Aditya Birla Capital may raise a distressed assets fund
Aditya Birla Capital, which applied for an ARC licence in April, will be leveraging the expertise of Aditya Birla Group in turning around businesses
Aditya Birla Capital Ltd (ABCL), which made its debut on the stock exchanges on Friday, will be looking at raising a distressed assets fund as part of its asset reconstruction company (ARC), Kumar Mangalam Birla, chairman of the Aditya Birla Group, said in an interview.
The financial services arm of the $50 billion conglomerate is awaiting a licence from the Reserve Bank of India (RBI) to start its ARC business.
ABCL, which applied for the ARC licence in April, will be leveraging the expertise of Aditya Birla Group in turning around businesses. “We have a lot of strength in turning around businesses. It is an opportune time for us as well as the sector (to enter this business) with stress on resolution of non-performing assets by RBI. Given the macroeconomic context, a lot of businesses will require turning around,” said Birla.
India’s banking system is sitting on a pile of bad loans that are expected to cross Rs9 trillion by the end of fiscal year 2018, according to a report released by credit rating firm ICRA Ltd on Thursday. With Parliament passing the Insolvency and Bankruptcy Code, there is increased focus on resolution of stressed assets.
Ajay Srinivasan, chief executive of ABCL, said the firm will be looking at raising the distressed assets fund in “conjunction” with the asset reconstruction business.
“Yes, along with the ARC, a distressed assets fund is something we will be looking at. We will be open to undertake asset restructuring through partnerships and also from our own balance sheet,” he said.
The asset reconstruction business is attracting interest. The government has supported the business through legislative and regulatory changes, including allowing 100% foreign direct investment in ARCs and raising the sponsor’s holding limit from 49% to 100%.

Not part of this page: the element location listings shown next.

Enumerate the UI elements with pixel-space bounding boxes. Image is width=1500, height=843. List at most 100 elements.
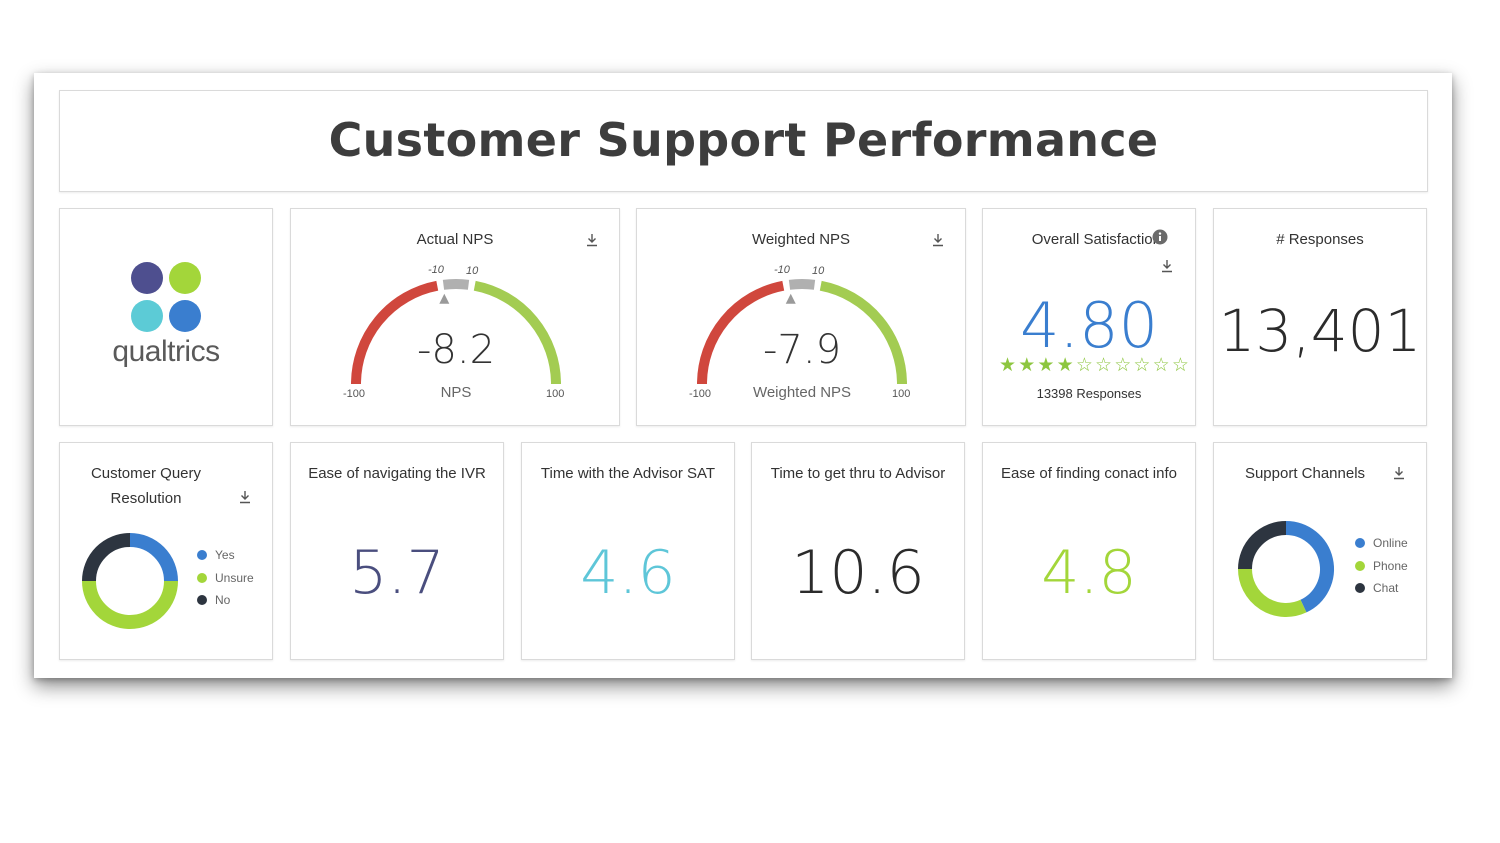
logo-dot-4	[169, 300, 201, 332]
legend-label: Online	[1373, 536, 1408, 551]
weighted-nps-tile: Weighted NPS -10 10 -7.9 Weighted NPS -1…	[636, 208, 966, 426]
query-resolution-legend: Yes Unsure No	[197, 544, 254, 612]
advisor-sat-title: Time with the Advisor SAT	[540, 465, 716, 482]
legend-item[interactable]: Yes	[197, 544, 254, 567]
query-resolution-donut	[82, 533, 178, 629]
actual-nps-value: -8.2	[416, 327, 496, 373]
gauge-red-segment	[351, 280, 439, 385]
gauge-red-segment	[697, 280, 785, 385]
thru-advisor-value: 10.6	[791, 538, 925, 608]
star-rating: ★ ★ ★ ★ ☆ ☆ ☆ ☆ ☆ ☆	[999, 354, 1189, 377]
overall-satisfaction-title: Overall Satisfaction	[1031, 231, 1161, 248]
download-icon[interactable]	[932, 233, 944, 247]
star-icon: ☆	[1133, 355, 1151, 376]
download-icon[interactable]	[1393, 466, 1405, 480]
thru-advisor-title: Time to get thru to Advisor	[770, 465, 946, 482]
gauge-band-low: -10	[774, 264, 790, 276]
star-icon: ☆	[1152, 355, 1170, 376]
download-icon[interactable]	[239, 490, 251, 504]
overall-satisfaction-value: 4.80	[1019, 289, 1159, 362]
download-icon[interactable]	[586, 233, 598, 247]
donut-slice[interactable]	[129, 533, 178, 582]
header-tile: Customer Support Performance	[59, 90, 1428, 192]
logo-dot-2	[169, 262, 201, 294]
qualtrics-logo	[131, 262, 201, 332]
actual-nps-tile: Actual NPS -10 10 -8.2 NPS -100 100	[290, 208, 620, 426]
nps-gauge	[697, 279, 907, 385]
legend-dot	[197, 595, 207, 606]
gauge-green-segment	[473, 280, 561, 385]
legend-item[interactable]: Online	[1355, 532, 1408, 555]
weighted-nps-value: -7.9	[762, 327, 842, 373]
gauge-pointer	[785, 293, 796, 304]
weighted-nps-title: Weighted NPS	[751, 231, 851, 248]
support-channels-tile: Support Channels Online Phone Chat	[1213, 442, 1427, 660]
legend-label: Phone	[1373, 558, 1408, 573]
gauge-min-label: -100	[343, 388, 366, 400]
nps-gauge	[351, 279, 561, 385]
logo-dot-3	[131, 300, 163, 332]
ivr-title: Ease of navigating the IVR	[308, 465, 486, 482]
responses-title: # Responses	[1276, 231, 1364, 248]
gauge-band-segment	[442, 279, 470, 290]
donut-slice[interactable]	[1238, 521, 1287, 570]
star-icon: ☆	[1171, 355, 1189, 376]
advisor-sat-value: 4.6	[580, 538, 676, 608]
donut-slice[interactable]	[1285, 521, 1334, 613]
logo-tile: qualtrics	[59, 208, 273, 426]
donut-slice[interactable]	[82, 580, 178, 629]
logo-text: qualtrics	[112, 335, 220, 368]
star-icon: ★	[1037, 355, 1055, 376]
legend-item[interactable]: No	[197, 589, 254, 612]
star-icon: ☆	[1114, 355, 1132, 376]
support-channels-donut	[1238, 521, 1334, 617]
legend-label: Yes	[215, 548, 235, 563]
gauge-min-label: -100	[689, 388, 712, 400]
gauge-pointer	[439, 293, 450, 304]
legend-dot	[1355, 583, 1365, 594]
thru-advisor-tile: Time to get thru to Advisor 10.6	[751, 442, 965, 660]
gauge-band-high: 10	[812, 265, 825, 277]
legend-item[interactable]: Unsure	[197, 567, 254, 590]
weighted-nps-label: Weighted NPS	[752, 384, 852, 401]
legend-item[interactable]: Phone	[1355, 555, 1408, 578]
dashboard-title: Customer Support Performance	[328, 113, 1159, 167]
overall-satisfaction-tile: Overall Satisfaction 4.80 ★ ★ ★ ★ ☆ ☆ ☆ ☆ ☆ ☆ 133…	[982, 208, 1196, 426]
star-icon: ★	[999, 355, 1017, 376]
advisor-sat-tile: Time with the Advisor SAT 4.6	[521, 442, 735, 660]
star-icon: ☆	[1075, 355, 1093, 376]
donut-slice[interactable]	[1238, 568, 1307, 617]
gauge-max-label: 100	[546, 388, 565, 400]
responses-value: 13,401	[1218, 297, 1422, 365]
contact-info-tile: Ease of finding conact info 4.8	[982, 442, 1196, 660]
actual-nps-title: Actual NPS	[416, 231, 494, 248]
actual-nps-label: NPS	[440, 384, 472, 401]
star-icon: ★	[1056, 355, 1074, 376]
support-channels-title: Support Channels	[1244, 465, 1366, 482]
gauge-band-high: 10	[466, 265, 479, 277]
query-resolution-tile: Customer Query Resolution Yes Unsure No	[59, 442, 273, 660]
dashboard-frame: Customer Support Performance qualtrics A…	[34, 73, 1452, 678]
legend-dot	[197, 572, 207, 583]
ivr-tile: Ease of navigating the IVR 5.7	[290, 442, 504, 660]
responses-tile: # Responses 13,401	[1213, 208, 1427, 426]
download-icon[interactable]	[1161, 259, 1173, 273]
ivr-value: 5.7	[349, 538, 445, 608]
info-icon[interactable]	[1152, 229, 1168, 245]
legend-dot	[197, 550, 207, 561]
donut-slice[interactable]	[82, 533, 131, 582]
overall-satisfaction-responses: 13398 Responses	[1036, 386, 1142, 401]
gauge-band-low: -10	[428, 264, 444, 276]
star-icon: ☆	[1095, 355, 1113, 376]
legend-label: Chat	[1373, 581, 1399, 596]
gauge-band-segment	[788, 279, 816, 290]
legend-item[interactable]: Chat	[1355, 577, 1408, 600]
support-channels-legend: Online Phone Chat	[1355, 532, 1408, 600]
contact-info-title: Ease of finding conact info	[1001, 465, 1177, 482]
star-icon: ★	[1018, 355, 1036, 376]
legend-label: No	[215, 593, 231, 608]
gauge-green-segment	[819, 280, 907, 385]
logo-dot-1	[131, 262, 163, 294]
legend-dot	[1355, 538, 1365, 549]
legend-label: Unsure	[215, 570, 254, 585]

A 29 July PTI report quoted finance minister Arun Jaitley as saying that IBC and the government’s emphasis on resolution provides an opportunity for ARCs, as stressed assets still have inherent value. RBI and the government are more keen on resolution of stressed assets than liquidation and closure of firms.
On 24 July, Mint reported that global private equity firm Blackstone Group is exploring opportunities in the Indian asset reconstruction business.
Some others considering setting up an asset reconstruction business in India include J.C. Flowers and Co., in partnership with Ambit Holdings Pvt. Ltd; and IIFL Holdings Ltd and Sudhir Valia, the former CFO of Sun Pharmaceuticals Industries Ltd. US-based stressed asset firm Lone Star Funds has also applied for an ARC licence from RBI. Large banks such as State Bank of India and ICICI Bank Ltd have also set up platforms to invest in stressed assets.
Raising a stressed assets fund will provide more bandwidth to the ARC for a successful turnaround of stressed assets.
“ARC allows for buying of the stressed assets. Once the assets have been bought, they need to be capitalized. This is where the stressed asset fund comes in. It allows the ARC to service the entire spectrum of asset reconstruction,” said Ajay Garg, founder and managing director of Equirus Capital Pvt. Ltd, a Mumbai-based investment bank.
Asset reconstruction is a capital-intensive business. RBI regulations now require ARCs to pay 15% of an asset’s value upfront to the banks. Listing of ABCL on the bourses will also allow the firm to access funds from the market.
Birla also said the focus of ARCs has changed from financial re-engineering to actual resolution of stressed assets and operational turnaround.
“Traditionally, it (ARC business) was limited to refinancing and structured debt. This has changed now. Thus, to succeed in the business, a lot of depth and expertise is needed, which the group has,” he said.
On their first day of listing, ABCL’s shares lost 5% to close at Rs237.50 on the NSE while benchmark index Nifty gained 0.57% to close at 9,974.40 points.